Несмотря на это одиночество, река его жизни с появлением каждой новой повести «московского цикла» становилась всё более широкой и полноводной. Беспрерывно шли читательские письма, убеждавшие его в том, что у него есть свой круг вдумчивых читателей, прекрасно понимающих тончайшие нюансы авторской мысли и умевшие понять, что стоит за той или иной фигурой умолчания. Каждое новое произведение Трифонова становилось событием не только литературным. Нет, герои Трифонова входили в жизнь его читателей, которые проецировали мысли и поступки этих литературных героев на самих себя и свою жизнь. Его книги было трудно достать, их читали и перечитывали. В Театре на Таганке, самом знаменитом театре того времени, с огромным успехом шли спектакли по «Обмену» и «Дому на набережной». Всё говорило о том, что к Трифонову пришла широкая популярность и писатель действительно стал властителем дум. «У каждого из нас было своё утоление жажды справедливости, свой обмен, свои предварительные итоги и долгое прощание с кем-то или с чем-то, своя другая жизнь в новых условиях. У каждого происходило исчезновение близких людей, были свои ощущения игр в сумерках, жизнь или стремление жить в доме на набережной, наступала своя грибная осень…»[75] — с афористической точностью сформулировал профессор Александр Павлович Шитов, непревзойдённый знаток творческого наследия Юрия Трифонова.

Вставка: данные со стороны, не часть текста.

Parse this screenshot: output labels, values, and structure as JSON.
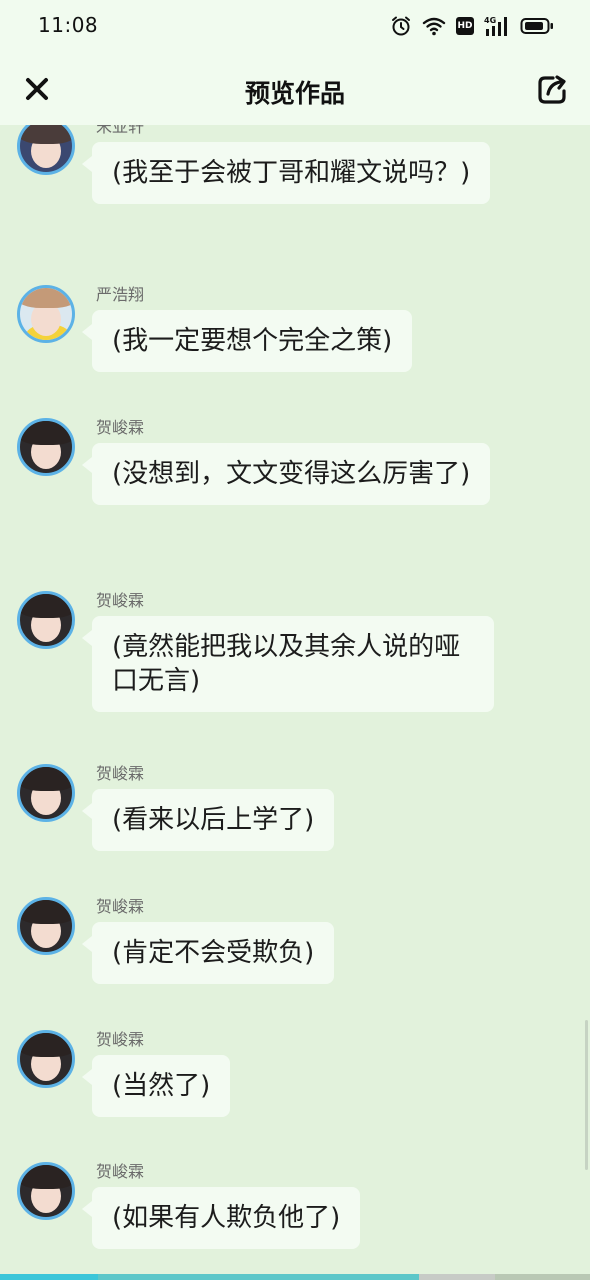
{
  "status_bar": {
    "time": "11:08",
    "icons": [
      "alarm-icon",
      "wifi-icon",
      "hd-icon",
      "signal-4g-icon",
      "battery-icon"
    ],
    "hd": "HD",
    "network": "4G"
  },
  "header": {
    "title": "预览作品",
    "close_icon": "close-icon",
    "share_icon": "share-icon"
  },
  "messages": [
    {
      "sender": "宋亚轩",
      "text": "(我至于会被丁哥和耀文说吗？)",
      "avatar": "song"
    },
    {
      "sender": "严浩翔",
      "text": "(我一定要想个完全之策)",
      "avatar": "yan"
    },
    {
      "sender": "贺峻霖",
      "text": "(没想到，文文变得这么厉害了)",
      "avatar": "he"
    },
    {
      "sender": "贺峻霖",
      "text": "(竟然能把我以及其余人说的哑口无言)",
      "avatar": "he"
    },
    {
      "sender": "贺峻霖",
      "text": "(看来以后上学了)",
      "avatar": "he"
    },
    {
      "sender": "贺峻霖",
      "text": "(肯定不会受欺负)",
      "avatar": "he"
    },
    {
      "sender": "贺峻霖",
      "text": "(当然了)",
      "avatar": "he"
    },
    {
      "sender": "贺峻霖",
      "text": "(如果有人欺负他了)",
      "avatar": "he"
    }
  ],
  "progress": {
    "played_fraction": 0.71
  },
  "colors": {
    "background": "#e2f2dc",
    "header": "#f1fbef",
    "bubble": "#f3fbf2",
    "avatar_ring": "#5cb2e6",
    "progress": "#3bc6d9"
  }
}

Взлёт творчества писателя совпал с очень важными переменами в его личной жизни — сначала тайным романом, а затем и браком с Ольгой Романовной Мирошниченко. Писать о романе, героиня которого живёт среди нас, — не очень этично, но и мимоходом перелистнуть эту важную страницу биографии моего героя — ханжество. Если верно утверждение, что все счастливые семьи похожи друг на друга, то и последняя любовь поэта имеет нечто такое, что объединяет Тютчева с Эренбургом, а Эренбурга с Трифоновым. В любви немолодого мужчины и молодой женщины, чья жизнь — в зените, есть нечто неуловимое, что может выразить лишь поэзия.

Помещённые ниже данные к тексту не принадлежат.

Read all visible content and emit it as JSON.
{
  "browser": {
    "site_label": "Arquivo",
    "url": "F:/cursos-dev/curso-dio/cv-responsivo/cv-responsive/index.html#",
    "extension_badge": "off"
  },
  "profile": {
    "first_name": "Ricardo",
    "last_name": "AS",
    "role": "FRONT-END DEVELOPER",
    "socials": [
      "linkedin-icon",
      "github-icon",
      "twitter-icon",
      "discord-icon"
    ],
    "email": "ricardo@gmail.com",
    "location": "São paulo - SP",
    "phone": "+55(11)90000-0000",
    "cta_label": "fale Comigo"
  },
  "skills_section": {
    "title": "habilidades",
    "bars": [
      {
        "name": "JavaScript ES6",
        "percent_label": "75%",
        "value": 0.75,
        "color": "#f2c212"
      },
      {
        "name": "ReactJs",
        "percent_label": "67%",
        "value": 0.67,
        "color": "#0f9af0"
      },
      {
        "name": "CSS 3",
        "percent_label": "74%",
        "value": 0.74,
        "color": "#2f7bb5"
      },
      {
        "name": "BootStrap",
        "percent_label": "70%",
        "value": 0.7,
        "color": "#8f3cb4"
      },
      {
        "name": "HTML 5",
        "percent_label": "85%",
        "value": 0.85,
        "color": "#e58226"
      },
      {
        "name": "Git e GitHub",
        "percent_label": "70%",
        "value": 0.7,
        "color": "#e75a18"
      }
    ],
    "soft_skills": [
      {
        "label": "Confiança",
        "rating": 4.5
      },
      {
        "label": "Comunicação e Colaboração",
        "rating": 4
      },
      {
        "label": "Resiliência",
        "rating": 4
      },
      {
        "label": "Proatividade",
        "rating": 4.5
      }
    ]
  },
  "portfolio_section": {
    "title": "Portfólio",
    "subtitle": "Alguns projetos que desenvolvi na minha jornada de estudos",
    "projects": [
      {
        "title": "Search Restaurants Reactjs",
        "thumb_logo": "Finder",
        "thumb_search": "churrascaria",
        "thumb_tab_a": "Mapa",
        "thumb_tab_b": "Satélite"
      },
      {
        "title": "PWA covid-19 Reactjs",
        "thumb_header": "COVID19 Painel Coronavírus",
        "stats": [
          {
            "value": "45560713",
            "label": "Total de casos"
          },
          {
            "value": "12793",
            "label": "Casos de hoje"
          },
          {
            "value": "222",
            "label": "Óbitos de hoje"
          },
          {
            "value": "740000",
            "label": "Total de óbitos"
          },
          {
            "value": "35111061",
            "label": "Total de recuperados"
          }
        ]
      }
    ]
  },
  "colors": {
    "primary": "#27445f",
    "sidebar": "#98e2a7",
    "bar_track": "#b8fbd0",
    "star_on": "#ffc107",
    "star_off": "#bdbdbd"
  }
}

Но вернёмся к знакомству писателя Трифонова и режиссёра Лобанова, которое состоялось в 1950 году. Можно предположить, что не будь этого знакомства, творческая биография писателя сложилась бы иначе и два десятилетия спустя Юрий Валентинович не создал бы повести «московского цикла». Ещё в XIX столетии князь Пётр Андреевич Вяземский писал о необходимости фиксировать казусы — единичные, неповторимые факты, учитывать дроби жизни. «Мы все держимся крупных чисел, крупных событий, крупных личностей; дроби жизни мы откидываем; но надобно и их принимать в расчёт»[77]. Лобанов был образованным и интеллигентным человеком. Он наверняка читал «Старую записную книжку» Вяземского, в 1929 году переизданную в Ленинграде со вступительной статьёй и комментариями Лидии Яковлевны Гинзбург. Как бы то ни было, мысль князя о дробях жизни нашла живейший отклик в его душе и практическое воплощение в его режиссёрской практике. В воспоминаниях о Лобанове «Атмосфера и подробности» Трифонов писал: «Я думаю, сутью человека, которого можно назвать художником или артистом, непременно должно быть — наперекор всему и поверх всего — стремление к правде. Можно назвать искомое так: феномен жизни. Лобанов был чрезвычайно пытлив и чуток в отыскании феномена жизни, что является во все времена занятием непростым и рискованным. Но он иначе не мог. Его обвиняли в чрезмерности пристрастий к быту, не понимая того, что „бытовая правда“, которой он добивался на сцене и о которой критики говорили свысока, как о достоинстве маловажном и второстепенном, была на самом деле лишь приспособлением для открытия реальнейшей жизненной правды. В повести „Студенты“, произведении незрелом и ученическом, Лобанова привлекли, очевидно, какие-то приметы времени, какие-то показавшиеся ему точными подробностями жизни. Ради „изюма подробностей“ городился весь огород. Ибо из подробностей состоит атмосфера»[78]. Интерес к дробям жизни или к её точным подробностям стал краеугольным камнем творчества Трифонова. Именно из этих подробностей и вырастала вся его философия истории: в этих якобы незначительных подробностях, кому-то казавшихся второстепенными, «низкими» и «бытовыми», проявлялась суть масштабных исторических событий.